Pré-candidatos do PSD e do Novo discutem união já no primeiro turno, com possibilidade de chapa conjunta, mas decisão só deve ocorrer próximo ao prazo final da Justiça Eleitoral

Caiado e Zema articulam chapa conjunta para a presidência

Os ex-governadores Ronaldo Caiado (PSD) e Romeu Zema (Novo), ambos pré-candidatos à Presidência da República, se reuniram nesta terça-feira (26) em São Paulo para discutir uma eventual aliança no primeiro turno da eleição de outubro. O encontro aconteceu no escritório de campanha de Caiado e marcou o início de conversas sobre cooperação política entre os dois nomes da direita, que buscam ampliar suas chances diante do favoritismo do presidente Luiz Inácio Lula da Silva (PT) e do senador Flávio Bolsonaro (PL-RJ).

Em entrevista à rádio Nova Difusora nesta quarta-feira (27), Caiado afirmou que as conversas estão em estágio inicial e destacou a abertura de Zema para negociar. “Nós conversamos, existe esse sentimento. E ele é uma pessoa aberta. Então nós estamos somente avaliando”, disse o pré-candidato do PSD, indicando que a definição depende de condições estratégicas e do momento das convenções partidárias.

Zema, por sua vez, reforçou que o desfecho da aliança será definido no limite do prazo estabelecido pela Justiça Eleitoral, em 15 de agosto, para registro de chapas. “Conversas sempre ocorrem e, com toda certeza, o desfecho disso vai ser lá na data limite. Porque, na política, é na meia-noite da data limite que as coisas costumam ser definidas, infelizmente”, declarou durante evento com agentes do mercado financeiro.

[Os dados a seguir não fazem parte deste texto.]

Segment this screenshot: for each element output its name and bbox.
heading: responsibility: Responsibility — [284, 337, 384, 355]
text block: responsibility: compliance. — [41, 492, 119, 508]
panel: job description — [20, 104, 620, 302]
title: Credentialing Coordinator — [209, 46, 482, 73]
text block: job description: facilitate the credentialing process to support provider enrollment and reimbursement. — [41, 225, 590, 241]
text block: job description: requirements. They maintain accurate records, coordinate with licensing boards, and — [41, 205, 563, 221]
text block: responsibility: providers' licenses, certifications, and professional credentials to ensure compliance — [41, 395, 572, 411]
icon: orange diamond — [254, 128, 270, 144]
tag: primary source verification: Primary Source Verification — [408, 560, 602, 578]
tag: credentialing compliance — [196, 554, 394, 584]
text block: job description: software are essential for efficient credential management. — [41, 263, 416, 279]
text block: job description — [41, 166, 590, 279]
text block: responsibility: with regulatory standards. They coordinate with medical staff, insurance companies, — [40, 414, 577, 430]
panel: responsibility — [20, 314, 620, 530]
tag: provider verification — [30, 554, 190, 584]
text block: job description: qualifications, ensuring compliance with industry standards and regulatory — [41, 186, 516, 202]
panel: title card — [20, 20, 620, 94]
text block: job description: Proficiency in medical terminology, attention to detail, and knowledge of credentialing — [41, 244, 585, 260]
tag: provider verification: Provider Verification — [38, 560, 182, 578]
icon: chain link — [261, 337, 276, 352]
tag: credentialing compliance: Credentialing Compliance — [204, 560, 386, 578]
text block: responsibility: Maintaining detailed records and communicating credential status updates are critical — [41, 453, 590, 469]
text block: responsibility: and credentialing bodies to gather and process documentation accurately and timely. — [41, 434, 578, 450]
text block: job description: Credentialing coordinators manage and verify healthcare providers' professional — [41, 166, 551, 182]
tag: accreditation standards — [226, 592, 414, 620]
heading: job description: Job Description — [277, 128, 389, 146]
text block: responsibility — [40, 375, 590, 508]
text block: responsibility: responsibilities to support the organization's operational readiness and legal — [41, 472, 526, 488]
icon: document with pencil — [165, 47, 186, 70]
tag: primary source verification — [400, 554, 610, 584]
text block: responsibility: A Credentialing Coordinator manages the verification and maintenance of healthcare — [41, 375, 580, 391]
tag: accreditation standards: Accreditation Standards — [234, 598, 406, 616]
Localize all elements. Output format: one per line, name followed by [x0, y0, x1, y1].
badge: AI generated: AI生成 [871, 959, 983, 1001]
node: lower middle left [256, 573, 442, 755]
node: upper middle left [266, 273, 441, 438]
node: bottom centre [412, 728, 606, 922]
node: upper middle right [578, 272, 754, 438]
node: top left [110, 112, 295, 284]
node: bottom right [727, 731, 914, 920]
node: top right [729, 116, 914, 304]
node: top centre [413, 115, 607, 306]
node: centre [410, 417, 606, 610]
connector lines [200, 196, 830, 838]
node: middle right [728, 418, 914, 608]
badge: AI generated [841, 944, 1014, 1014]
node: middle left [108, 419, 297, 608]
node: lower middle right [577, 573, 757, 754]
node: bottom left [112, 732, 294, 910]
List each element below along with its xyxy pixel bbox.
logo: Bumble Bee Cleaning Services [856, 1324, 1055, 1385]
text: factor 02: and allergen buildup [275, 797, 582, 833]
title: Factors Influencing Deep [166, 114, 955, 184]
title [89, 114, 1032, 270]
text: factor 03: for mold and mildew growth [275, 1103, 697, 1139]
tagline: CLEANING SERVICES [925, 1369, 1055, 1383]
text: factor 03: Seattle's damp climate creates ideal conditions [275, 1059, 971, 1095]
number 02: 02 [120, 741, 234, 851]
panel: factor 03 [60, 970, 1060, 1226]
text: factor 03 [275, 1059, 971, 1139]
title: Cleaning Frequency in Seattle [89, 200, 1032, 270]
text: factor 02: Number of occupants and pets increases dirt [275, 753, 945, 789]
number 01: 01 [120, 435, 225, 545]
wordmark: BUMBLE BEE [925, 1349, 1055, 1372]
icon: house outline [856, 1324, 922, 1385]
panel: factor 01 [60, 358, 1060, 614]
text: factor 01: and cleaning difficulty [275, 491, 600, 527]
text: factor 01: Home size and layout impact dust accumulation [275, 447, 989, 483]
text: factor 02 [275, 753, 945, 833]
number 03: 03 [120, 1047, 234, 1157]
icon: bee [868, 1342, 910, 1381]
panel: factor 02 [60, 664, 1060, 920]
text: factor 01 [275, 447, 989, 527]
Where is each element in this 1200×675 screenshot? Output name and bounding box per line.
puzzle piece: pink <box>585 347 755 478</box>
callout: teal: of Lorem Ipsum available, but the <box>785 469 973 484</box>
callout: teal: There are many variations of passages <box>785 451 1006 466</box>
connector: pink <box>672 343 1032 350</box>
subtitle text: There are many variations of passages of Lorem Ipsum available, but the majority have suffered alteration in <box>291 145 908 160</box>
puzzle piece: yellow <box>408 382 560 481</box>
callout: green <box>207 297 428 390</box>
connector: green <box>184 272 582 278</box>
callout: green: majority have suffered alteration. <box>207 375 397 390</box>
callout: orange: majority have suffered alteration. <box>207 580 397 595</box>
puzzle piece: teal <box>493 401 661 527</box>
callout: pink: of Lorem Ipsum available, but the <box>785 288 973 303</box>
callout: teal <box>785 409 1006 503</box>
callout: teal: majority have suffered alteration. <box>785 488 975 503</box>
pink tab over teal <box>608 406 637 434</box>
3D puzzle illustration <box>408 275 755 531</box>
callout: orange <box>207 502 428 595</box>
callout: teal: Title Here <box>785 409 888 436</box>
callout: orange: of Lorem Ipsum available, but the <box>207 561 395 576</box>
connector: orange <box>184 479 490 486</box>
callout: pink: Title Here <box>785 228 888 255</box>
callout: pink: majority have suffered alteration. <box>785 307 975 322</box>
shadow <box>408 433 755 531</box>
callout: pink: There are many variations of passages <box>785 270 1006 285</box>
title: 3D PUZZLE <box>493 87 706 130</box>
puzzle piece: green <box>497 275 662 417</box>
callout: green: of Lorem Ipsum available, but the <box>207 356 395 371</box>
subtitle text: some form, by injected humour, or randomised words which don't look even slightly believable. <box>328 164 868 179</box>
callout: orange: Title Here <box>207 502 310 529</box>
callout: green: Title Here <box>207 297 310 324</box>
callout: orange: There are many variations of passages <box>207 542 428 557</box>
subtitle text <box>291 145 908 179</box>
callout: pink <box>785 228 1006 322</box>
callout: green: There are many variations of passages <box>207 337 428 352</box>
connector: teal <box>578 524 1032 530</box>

O entorno político dos dois candidatos avalia que uma união, caso se concretize, só será anunciada próximo às convenções. Caiado ressaltou que tanto sua pré-campanha quanto a de Zema ainda estão atrás nas pesquisas em relação a Lula (PT) e Flávio Bolsonaro (PL), mas que a cooperação poderia fortalecer a posição da direita já no primeiro turno ou, ao menos, consolidar a força no segundo turno.

Zema, que também manteve diálogo com Flávio Bolsonaro antes do escândalo envolvendo o banqueiro Daniel Vorcaro, criticou a conduta do senador. “Foi dito para nós que ele não tinha envolvimento com o banqueiro bandido [Vorcaro]. Quem foi traído? Nós ou eles? Me parece que fomos”, afirmou, acrescentando que a popularidade de Flávio sofreu impacto nas pesquisas recentes.

O ex-governador mineiro também comentou sobre o Bolsa Família, tema recorrente em sua campanha: “O que tem de marmanjão de 20, 30 anos recebendo Bolsa Família e complementando com bicos eventuais, não tá escrito”, declarou, reforçando seu posicionamento crítico a distorções no programa social. Apesar das críticas, Zema afirmou que poderia apoiar Flávio em um eventual segundo turno contra um candidato de esquerda, reafirmando seu compromisso com a união do campo opositor ao PT.